The starting point is an honest inventory. How many highly privileged accounts actually exist, where do they log in, and which legacy protocols are still active? This overview almost dictates the sequence: first reduce the number of privileged accounts, then restrict their logins to protected systems, then close the known protocol and delegation gaps.

First Hardening Steps

  • Reduce the number of highly privileged accounts to the absolute minimum
  • Restrict logins of privileged accounts to protected systems
  • Disable legacy and insecure protocols
  • Manage local administrator passwords as unique and centrally
  • Review and remove unconstrained delegation

The mistake would be waiting for the perfect overall concept. Every closed path reduces risk immediately. Hardening Active Directory is not a one-time project but a discipline that is established once and then maintained continuously. The first step counts more than the perfect plan.

Frequently Asked Questions

Each question is closed. Tap to reveal the answer.

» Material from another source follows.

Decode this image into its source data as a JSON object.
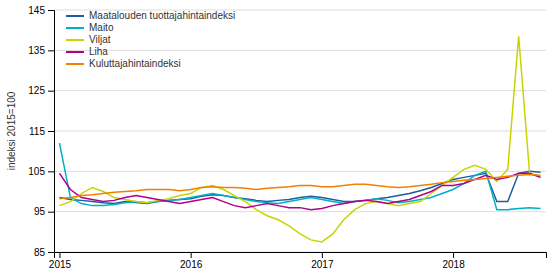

Why Is Active Directory Such a Popular Target?

Because it manages identities and access rights for nearly the entire Windows environment. Anyone who gains control of the domain can log in anywhere, exfiltrate data, and-in the worst case-encrypt everything.

What Is Tiering and Why Is It So Important?

Tiering separates privileged accounts into tiers. A domain administrator only logs into equally well-protected systems-never a standard workstation. This prevents credentials from being harvested on a compromised machine.

What Is Kerberoasting?

An attacker requests tickets for service accounts and tries to crack their often-weak passwords offline. Long, random, or automatically rotated passwords for service accounts remove the foundation for this attack.

Is Hardening Active Directory Once Enough?

No. Configurations degrade in everyday operations through new accounts, quick permissions, or forgotten access points. Hardening requires continuous monitoring and regular review of attack paths.

Where Should You Start?

With an inventory of highly privileged accounts and active legacy protocols. Then reduce the number of privileged accounts, restrict their logins to protected systems, and close the known gaps.